Leiston is a unique town among the wide
variety of villages and settlements in Suffolk. In early history,
Leiston was known only for its proximity to the river Mismer and
important ports at Syzewell and Minsmere Havens (and therefore
lucrative wrecking and smuggling activity) and the presence of nearby
Leiston Abbey which would have dominated the local economy until the
dissolution of the monasteries under Henry VIII. By fluke of history,
the business of one bladesmith, Richard Garrett (born 12.10.1757), grew
steadily from 1778 to metamorphose into an important Victorian
engineering factory. Famous for its threshing machines, traction
engines and many other products, Garretts engineering works transformed
Leiston from a hamlet of a few hundred inhabitants into an industrial
town.
Many other businesses were drawn into Leiston to service the growing
population including that of corn miller. In 1865, we find the first
mention of a smock mill run by James Bedwell operating on a ridge
carrying the railway line from the station over Valley Road and towards
Thorpe Halt and Aldeburgh. Henry James Lambert is first mentioned as
operating the windmill in 1892, alongside a steam driven mill. The
slope from Valley Road up to the site is still known as Lambert's Lane
and the cottage on the corner carries the familar cartouche of
cream-white paint with the decorative serif lettering (note the
inward-sloping 'H'): 'MILL HOUSE'.
But surely there must have been something, perhaps an arrow, above the name? The mill was dismantled in 1917 when the use of wind power to grind corn became uneconomical, however some of the original buildings still exist at the top of Lamberts Lane. Demolition was carried out by John 'Tiny' Brown who also demolished the mill in Snape. the base of which was later used as a house by the Suffolk composer Benjamin Britten. The mill stones from Snape were used in the refurbishment of Saxtead mill, just outside Framlingham.

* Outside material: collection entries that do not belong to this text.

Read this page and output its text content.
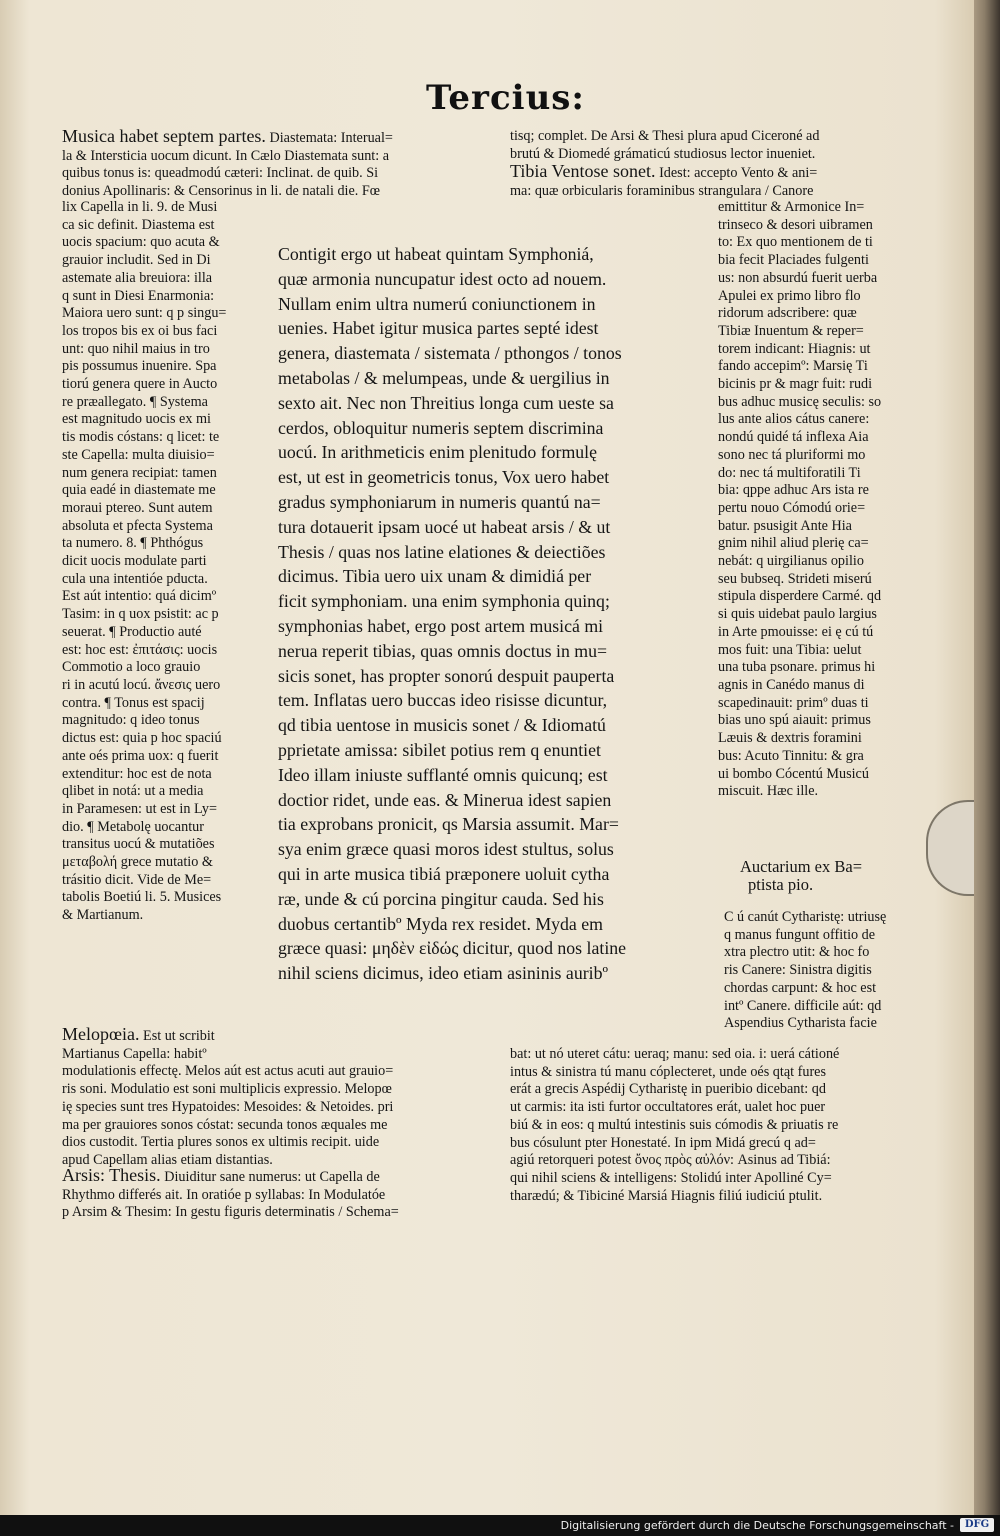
Tercius:
Musica habet septem partes. Diastemata: Interual=
la & Intersticia uocum dicunt. In Cælo Diastemata sunt: a
quibus tonus is: queadmodú cæteri: Inclinat. de quib. Si
donius Apollinaris: & Censorinus in li. de natali die. Fœ
tisq; complet. De Arsi & Thesi plura apud Ciceroné ad
brutú & Diomedé grámaticú studiosus lector inueniet.
Tibia Ventose sonet. Idest: accepto Vento & ani=
ma: quæ orbicularis foraminibus strangulara / Canore
lix Capella in li. 9. de Musi
ca sic definit. Diastema est
uocis spacium: quo acuta &
grauior includit. Sed in Di
astemate alia breuiora: illa
q sunt in Diesi Enarmonia:
Maiora uero sunt: q p singu=
los tropos bis ex oi bus faci
unt: quo nihil maius in tro
pis possumus inuenire. Spa
tiorú genera quere in Aucto
re præallegato. ¶ Systema
est magnitudo uocis ex mi
tis modis cóstans: q licet: te
ste Capella: multa diuisio=
num genera recipiat: tamen
quia eadé in diastemate me
moraui ptereo. Sunt autem
absoluta et pfecta Systema
ta numero. 8. ¶ Phthógus
dicit uocis modulate parti
cula una intentióe pducta.
Est aút intentio: quá dicimº
Tasim: in q uox psistit: ac p
seuerat. ¶ Productio auté
est: hoc est: ἐπιτάσις: uocis
Commotio a loco grauio
ri in acutú locú. ἄνεσις uero
contra. ¶ Tonus est spacij
magnitudo: q ideo tonus
dictus est: quia p hoc spaciú
ante oés prima uox: q fuerit
extenditur: hoc est de nota
qlibet in notá: ut a media
in Paramesen: ut est in Ly=
dio. ¶ Metabolę uocantur
transitus uocú & mutatiões
μεταβολή grece mutatio &
trásitio dicit. Vide de Me=
tabolis Boetiú li. 5. Musices
& Martianum.
Contigit ergo ut habeat quintam Symphoniá,
quæ armonia nuncupatur idest octo ad nouem.
Nullam enim ultra numerú coniunctionem in
uenies. Habet igitur musica partes septé idest
genera, diastemata / sistemata / pthongos / tonos
metabolas / & melumpeas, unde & uergilius in
sexto ait. Nec non Threitius longa cum ueste sa
cerdos, obloquitur numeris septem discrimina
uocú. In arithmeticis enim plenitudo formulę
est, ut est in geometricis tonus, Vox uero habet
gradus symphoniarum in numeris quantú na=
tura dotauerit ipsam uocé ut habeat arsis / & ut
Thesis / quas nos latine elationes & deiectiões
dicimus. Tibia uero uix unam & dimidiá per
ficit symphoniam. una enim symphonia quinq;
symphonias habet, ergo post artem musicá mi
nerua reperit tibias, quas omnis doctus in mu=
sicis sonet, has propter sonorú despuit pauperta
tem. Inflatas uero buccas ideo risisse dicuntur,
qd tibia uentose in musicis sonet / & Idiomatú
pprietate amissa: sibilet potius rem q enuntiet
Ideo illam iniuste sufflanté omnis quicunq; est
doctior ridet, unde eas. & Minerua idest sapien
tia exprobans pronicit, qs Marsia assumit. Mar=
sya enim græce quasi moros idest stultus, solus
qui in arte musica tibiá præponere uoluit cytha
ræ, unde & cú porcina pingitur cauda. Sed his
duobus certantibº Myda rex residet. Myda em
græce quasi: μηδὲν εἰδώς dicitur, quod nos latine
nihil sciens dicimus, ideo etiam asininis auribº
emittitur & Armonice In=
trinseco & desori uibramen
to: Ex quo mentionem de ti
bia fecit Placiades fulgenti
us: non absurdú fuerit uerba
Apulei ex primo libro flo
ridorum adscribere: quæ
Tibiæ Inuentum & reper=
torem indicant: Hiagnis: ut
fando accepimº: Marsię Ti
bicinis pr & magr fuit: rudi
bus adhuc musicę seculis: so
lus ante alios cátus canere:
nondú quidé tá inflexa Aia
sono nec tá pluriformi mo
do: nec tá multiforatili Ti
bia: qppe adhuc Ars ista re
pertu nouo Cómodú orie=
batur. psusigit Ante Hia
gnim nihil aliud plerię ca=
nebát: q uirgilianus opilio
seu bubseq. Strideti miserú
stipula disperdere Carmé. qd
si quis uidebat paulo largius
in Arte pmouisse: ei ę cú tú
mos fuit: una Tibia: uelut
una tuba psonare. primus hi
agnis in Canédo manus di
scapedinauit: primº duas ti
bias uno spú aiauit: primus
Læuis & dextris foramini
bus: Acuto Tinnitu: & gra
ui bombo Cócentú Musicú
miscuit. Hæc ille.
Auctarium ex Ba=
ptista pio.
C ú canút Cytharistę: utriusę
q manus fungunt offitio de
xtra plectro utit: & hoc fo
ris Canere: Sinistra digitis
chordas carpunt: & hoc est
intº Canere. difficile aút: qd
Aspendius Cytharista facie
Melopœia. Est ut scribit
Martianus Capella: habitº
modulationis effectę. Melos aút est actus acuti aut grauio=
ris soni. Modulatio est soni multiplicis expressio. Melopœ
ię species sunt tres Hypatoides: Mesoides: & Netoides. pri
ma per grauiores sonos cóstat: secunda tonos æquales me
dios custodit. Tertia plures sonos ex ultimis recipit. uide
apud Capellam alias etiam distantias.
Arsis: Thesis. Diuiditur sane numerus: ut Capella de
Rhythmo differés ait. In oratióe p syllabas: In Modulatóe
p Arsim & Thesim: In gestu figuris determinatis / Schema=
bat: ut nó uteret cátu: ueraq; manu: sed oia. i: uerá cátioné
intus & sinistra tú manu cóplecteret, unde oés qtąt fures
erát a grecis Aspédij Cytharistę in pueribio dicebant: qd
ut carmis: ita isti furtor occultatores erát, ualet hoc puer
biú & in eos: q multú intestinis suis cómodis & priuatis re
bus cósulunt pter Honestaté. In ipm Midá grecú q ad=
agiú retorqueri potest ὄνος πρὸς αὐλόν: Asinus ad Tibiá:
qui nihil sciens & intelligens: Stolidú inter Apolliné Cy=
tharædú; & Tibiciné Marsiá Hiagnis filiú iudiciú ptulit.
Digitalisierung gefördert durch die Deutsche Forschungsgemeinschaft -	DFG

This is a gravestone close to the main door of Leiston church in Waterloo Avenue. An earlier photograph of the same stone from the 1970s formed the basis of a lost oil painting by Borin Van Loon (still looking!). We think it must have been the name of the grave's occupant: 'LOT BETTS... also of ANN, Relict of Lot Betts' (hopefully not known in her lifetime as "Lot's wife". This recent view is replete with molehill, dead leaves and a wealth of algae and moss to obscure the ancient carved script. Leiston church is one of the most distinctive, not to say eccentric, ecclesiastical buildings in a county groaning with hundreds of historic churches and monastic ruins.